Sur la couverture du livre, le nom de Marguerite Yourcenar accompagne son visage cerné de végétaux formant une couronne. La belle figure prend place parmi ces motifs auxquels sont joints, comme des attributs, stylo, livre, geisha, théière ; cela formule une existence. Il s’agit ici d’en donner les détails essentiels, ceux qui témoignent d’une manière d’habiter le monde. Une manière excentrique mais sans tapage. Un parcours guidé par le hasard en même temps que pensé. Un séjour sur Terre hautement vécu.

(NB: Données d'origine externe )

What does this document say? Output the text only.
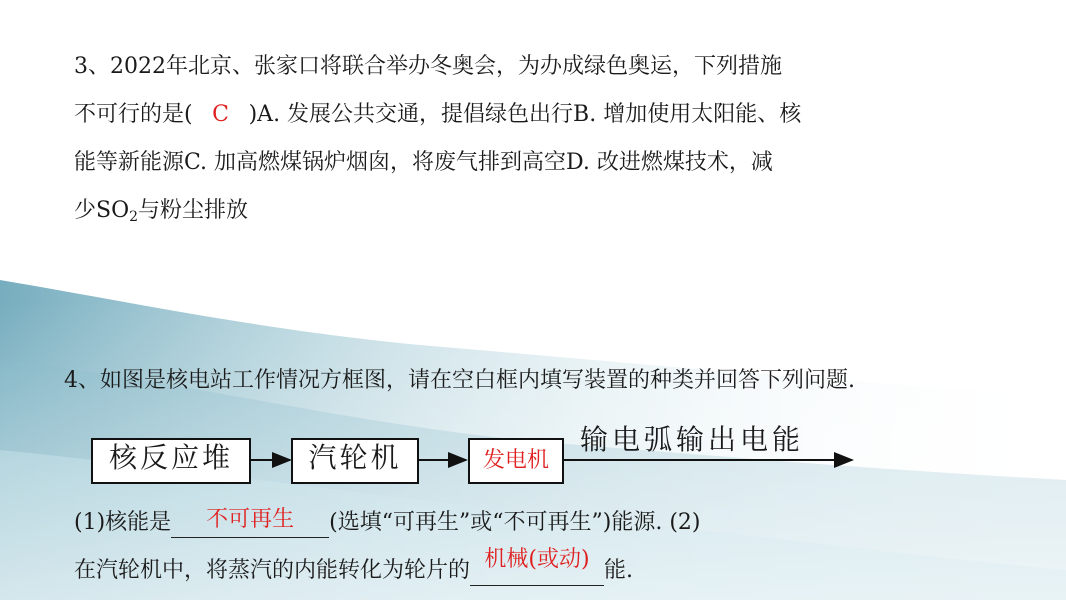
3、2022年北京、张家口将联合举办冬奥会，为办成绿色奥运，下列措施
不可行的是( C )A. 发展公共交通，提倡绿色出行B. 增加使用太阳能、核
能等新能源C. 加高燃煤锅炉烟囱，将废气排到高空D. 改进燃煤技术，减
少$SO_2$与粉尘排放
4、如图是核电站工作情况方框图，请在空白框内填写装置的种类并回答下列问题.
核反应堆	汽轮机	发电机
输电弧输出电能
(1)核能是	不可再生	(选填“可再生”或“不可再生”)能源. (2)
在汽轮机中，将蒸汽的内能转化为轮片的 机械(或动) 能.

Dès l’abord, ce visage. Il est calme. Il est aussi plein de vivacité. Le regard droit et sans arrogance. L’ouvrage nous invite à suivre le parcours de Marguerite Yourcenar et surtout à la connaître .
Dès son enfance, elle a fait de nombreux voyages. Et, à 53 ans, elle se rend dans sa Belgique natale. Elle visite alors, pour la première fois, le cimetière où repose sa mère décédée quand Marguerite était un bébé. Cette tombe ne l’émeut pas plus « que celle d’une inconnue ». En cette année 1956, Marguerite Yourcenar est bien plus attristée par l’entrée des chars soviétiques à Budapest. Son naturel pessimiste prend le dessus. L’angoisse que lui inspire l’avenir la pousse à tourner son regard vers le passé et à porter son attention sur ses ancêtres belges et français, et à travers eux, sur le passé de l’humanité entière. À partir des années 1960, elle conçoit une trilogie familiale. Mais au delà de la clôture familiale, elle s’intéresse à la « pâte humaine » à laquelle elle se sent réellement appartenir. « Toute l’humanité et toute la vie passent en nous, et si elles ont pris ce chemin d’une famille et d’un milieu en particulier qui fut celui de notre enfance, ce n’est qu’un hasard parmi tous nos hasards ».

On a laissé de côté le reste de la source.